Persons with PD responded to the visual cues only when explicitly instructed to attend to the cues and not in the implicit cue conditions. The use of explicit instructions to augment motor performance is well demonstrated in the PD literature [5, 63]. Morris et al, in 1996 investigated the effects of visual cue training on the ability to walk to normal gait parameters [63]. Normalization of gait was found when subjects were explicitly instructed to attend to the markers, “step over the markers and walk to the end of the walkway”. Similarly, van Wegen et al., found that explicit instruction to attend to visual cues modulated stride frequency while maintaining walking velocity in persons with PD [29]. Our findings, and the evidence in the literature, have implications for adding explicit messages into a VE to increase the likelihood of achieving the target motor behavior.

As expected, age-matched healthy adults responded to progressively faster visual cues, while persons with PD did not. This may be because the increase in optic flow speed preferentially influenced pedaling rate in age-matched healthy adults. This finding is in agreement with the literature that states that decreasing the spatial frequency between objects in a VE gives the impression of moving faster through the environment [24, 50]. This finding also suggests that stimuli in the VE alone may not have been salient enough to produce a response in persons with PD. Alternatively, unless explicitly instructed to attend to a cue, persons with PD were not able to process the stimuli fast enough.

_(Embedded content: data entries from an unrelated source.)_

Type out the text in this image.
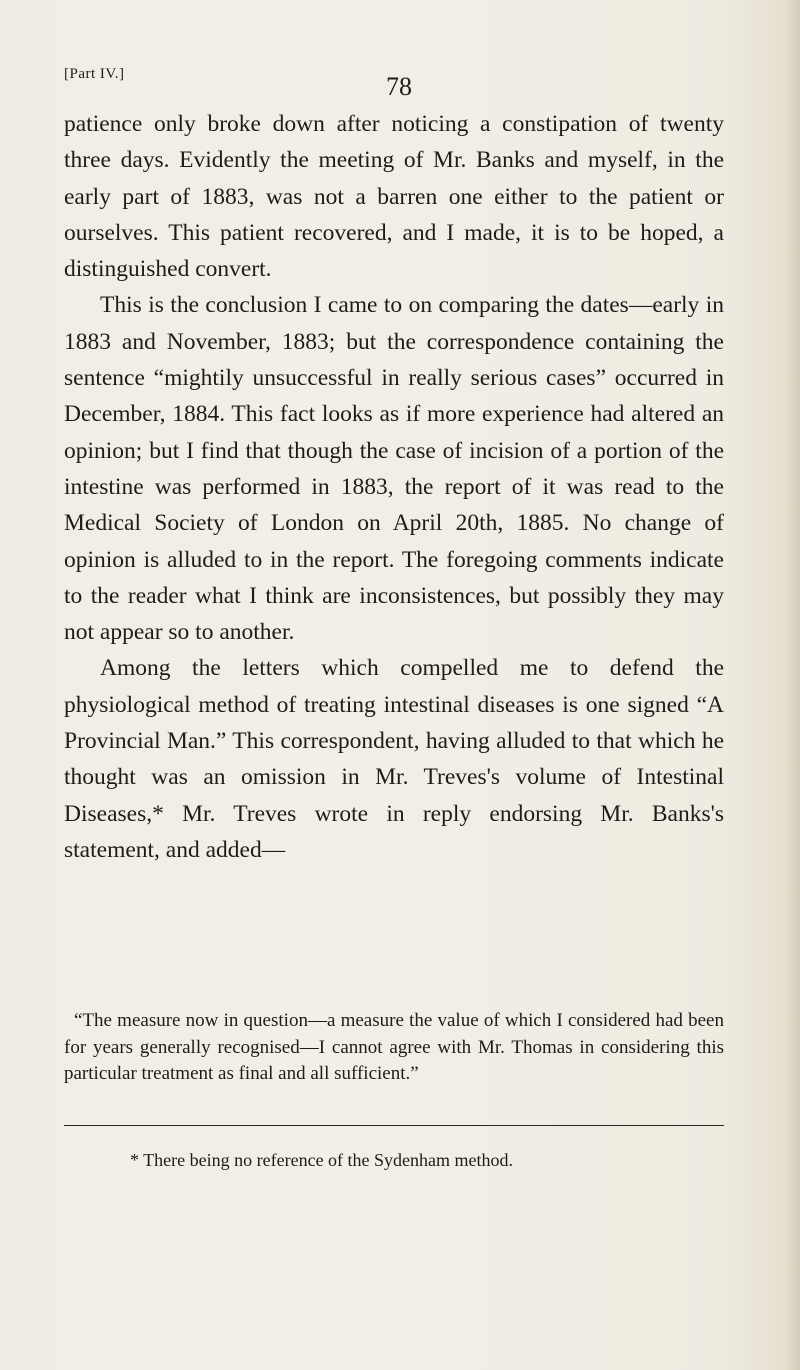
[Part IV.]	78

patience only broke down after noticing a constipation of twenty three days. Evidently the meeting of Mr. Banks and myself, in the early part of 1883, was not a barren one either to the patient or ourselves. This patient recovered, and I made, it is to be hoped, a distinguished convert.

This is the conclusion I came to on comparing the dates—early in 1883 and November, 1883; but the correspondence containing the sentence “mightily unsuccessful in really serious cases” occurred in December, 1884. This fact looks as if more experience had altered an opinion; but I find that though the case of incision of a portion of the intestine was performed in 1883, the report of it was read to the Medical Society of London on April 20th, 1885. No change of opinion is alluded to in the report. The foregoing comments indicate to the reader what I think are inconsistences, but possibly they may not appear so to another.

Among the letters which compelled me to defend the physiological method of treating intestinal diseases is one signed “A Provincial Man.” This correspondent, having alluded to that which he thought was an omission in Mr. Treves's volume of Intestinal Diseases,* Mr. Treves wrote in reply endorsing Mr. Banks's statement, and added—

“The measure now in question—a measure the value of which I considered had been for years generally recognised—I cannot agree with Mr. Thomas in considering this particular treatment as final and all sufficient.”

* There being no reference of the Sydenham method.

Contrary to our hypothesis, age-matched healthy adults did not pedal significantly faster than persons with PD in either the auditory or the visual condition. This may be explained in part by the high functioning persons with PD that were studied. The difference in the performance under the visual condition approached significance, with age-matched healthy adults pedaling faster than persons with PD. However, the percent change from baseline was greater for persons with PD.